A “species barrier” influences prion transmission between different species. This barrier refers to inefficient transmission between species, often due to differences in their normal prion protein’s amino acid sequences. While some prions, like those causing scrapie in sheep, are not known to transmit to humans, others, such as BSE prions, have successfully crossed this barrier to infect humans, albeit rarely. Overcoming this barrier can lead to prolonged incubation periods or inefficient disease development in the new host.
Hereditary Prion Diseases
Some prion diseases arise from inherited genetic factors rather than external exposure. These hereditary forms, including Familial Creutzfeldt-Jakob Disease (CJD), Fatal Familial Insomnia (FFI), and Gerstmann-Sträussler-Scheinker syndrome (GSS), are linked to specific mutations in the PRNP gene. This gene provides instructions for making the normal prion protein (PrP). Over 60 different mutations have been identified in the PRNP gene, with five common mutations accounting for approximately 85% of genetic prion disease cases.
These inherited mutations make the normal PrP protein more susceptible to spontaneously misfolding into the abnormal PrPSc form. This spontaneous misfolding, rather than an external infectious source, initiates the disease process. The accumulation of these misfolded proteins then leads to neurodegeneration over time. The outcome is similar to acquired forms, but the “transmission” is a genetic predisposition passed down through generations.
Preventing Prion Spread
Preventing prion transmission involves a multi-faceted approach, focusing on controlling exposure routes. In food safety, stringent measures have been implemented, such as bans on feeding ruminant-derived proteins to other ruminants to prevent the spread of diseases like BSE. Livestock testing programs and the removal of specified risk materials (SRMs), which include brain and spinal cord tissues where prions accumulate, from the food chain are also employed. These regulations aim to minimize the risk of contaminated meat entering the human food supply.
Medical and surgical protocols have been adapted to address the unique resistance of prions to conventional sterilization. This includes strict guidelines for reprocessing surgical instruments, particularly those used in neurosurgery on brain and spinal tissue. The use of single-use instruments where feasible and enhanced sterilization methods, such as prolonged exposure to high temperatures (e.g., 134°C for at least 18 minutes in a porous load autoclave) or strong chemical treatments (e.g., 1N sodium hydroxide or 20,000 ppm sodium hypochlorite solution for one hour), are recommended. Additionally, screening of blood and tissue donors helps reduce potential iatrogenic transmission.

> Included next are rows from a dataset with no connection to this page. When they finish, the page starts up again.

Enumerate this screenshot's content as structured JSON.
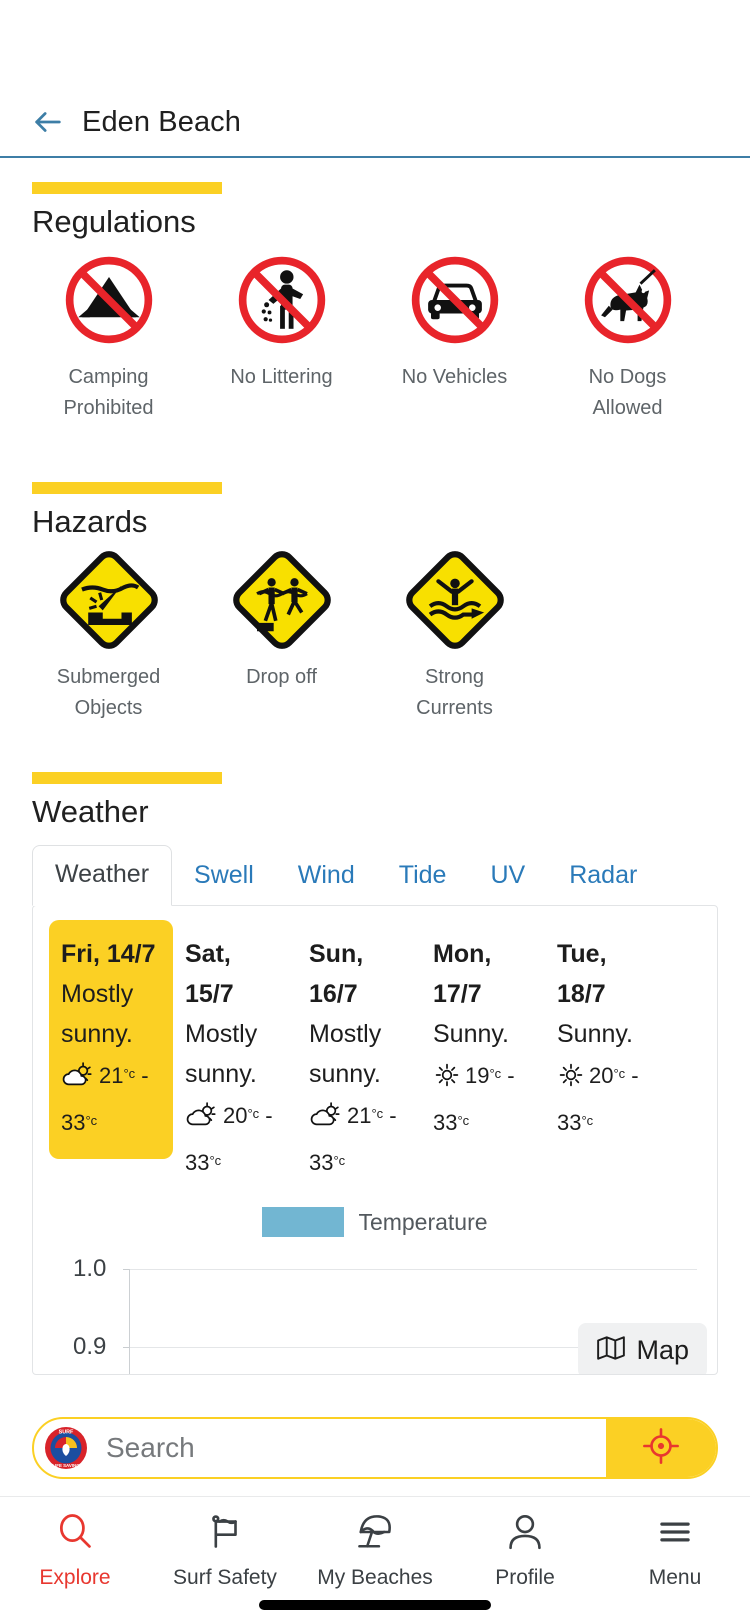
{
  "appbar": {
    "back_icon": "back-arrow-icon",
    "title": "Eden Beach"
  },
  "sections": {
    "regulations": {
      "title": "Regulations",
      "items": [
        {
          "icon": "no-camping-icon",
          "label": "Camping Prohibited"
        },
        {
          "icon": "no-littering-icon",
          "label": "No Littering"
        },
        {
          "icon": "no-vehicles-icon",
          "label": "No Vehicles"
        },
        {
          "icon": "no-dogs-icon",
          "label": "No Dogs Allowed"
        }
      ]
    },
    "hazards": {
      "title": "Hazards",
      "items": [
        {
          "icon": "submerged-objects-icon",
          "label": "Submerged Objects"
        },
        {
          "icon": "drop-off-icon",
          "label": "Drop off"
        },
        {
          "icon": "strong-currents-icon",
          "label": "Strong Currents"
        }
      ]
    },
    "weather": {
      "title": "Weather",
      "tabs": [
        {
          "label": "Weather",
          "active": true
        },
        {
          "label": "Swell",
          "active": false
        },
        {
          "label": "Wind",
          "active": false
        },
        {
          "label": "Tide",
          "active": false
        },
        {
          "label": "UV",
          "active": false
        },
        {
          "label": "Radar",
          "active": false
        }
      ],
      "forecast": [
        {
          "day": "Fri, 14/7",
          "desc": "Mostly sunny.",
          "icon": "partly-sunny-icon",
          "min": "21",
          "max": "33",
          "unit": "°c",
          "today": true
        },
        {
          "day": "Sat, 15/7",
          "desc": "Mostly sunny.",
          "icon": "partly-sunny-icon",
          "min": "20",
          "max": "33",
          "unit": "°c",
          "today": false
        },
        {
          "day": "Sun, 16/7",
          "desc": "Mostly sunny.",
          "icon": "partly-sunny-icon",
          "min": "21",
          "max": "33",
          "unit": "°c",
          "today": false
        },
        {
          "day": "Mon, 17/7",
          "desc": "Sunny.",
          "icon": "sunny-icon",
          "min": "19",
          "max": "33",
          "unit": "°c",
          "today": false
        },
        {
          "day": "Tue, 18/7",
          "desc": "Sunny.",
          "icon": "sunny-icon",
          "min": "20",
          "max": "33",
          "unit": "°c",
          "today": false
        }
      ],
      "map_button": {
        "label": "Map",
        "icon": "map-icon"
      }
    }
  },
  "chart_data": {
    "type": "bar",
    "title": "",
    "legend": [
      {
        "name": "Temperature",
        "color": "#72b6d2"
      }
    ],
    "legend_position": "top-center",
    "categories": [],
    "values": [],
    "ylim": [
      0.9,
      1.0
    ],
    "yticks": [
      "1.0",
      "0.9"
    ],
    "xlabel": "",
    "ylabel": "",
    "grid": true
  },
  "search": {
    "placeholder": "Search",
    "value": "",
    "logo_icon": "surf-life-saving-logo",
    "geo_icon": "crosshair-locate-icon"
  },
  "bottom_nav": [
    {
      "label": "Explore",
      "icon": "search-icon",
      "active": true
    },
    {
      "label": "Surf Safety",
      "icon": "flag-icon",
      "active": false
    },
    {
      "label": "My Beaches",
      "icon": "beach-umbrella-icon",
      "active": false
    },
    {
      "label": "Profile",
      "icon": "person-icon",
      "active": false
    },
    {
      "label": "Menu",
      "icon": "hamburger-icon",
      "active": false
    }
  ],
  "colors": {
    "accent_yellow": "#fbd024",
    "link_blue": "#2a7ab9",
    "active_red": "#e8372f",
    "prohibition_red": "#e8242a",
    "temperature_blue": "#72b6d2"
  }
}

In research and laboratory settings, rigorous safety protocols are in place for handling and disposing of prion-infected materials. This includes specific containment levels, often Biosafety Level 3 for unfixed brain or spinal cord samples, and comprehensive training for personnel on the nature of prions and appropriate handling procedures. Contaminated surfaces and disposable materials are typically treated with strong chemical solutions or incinerated to ensure complete inactivation of prions.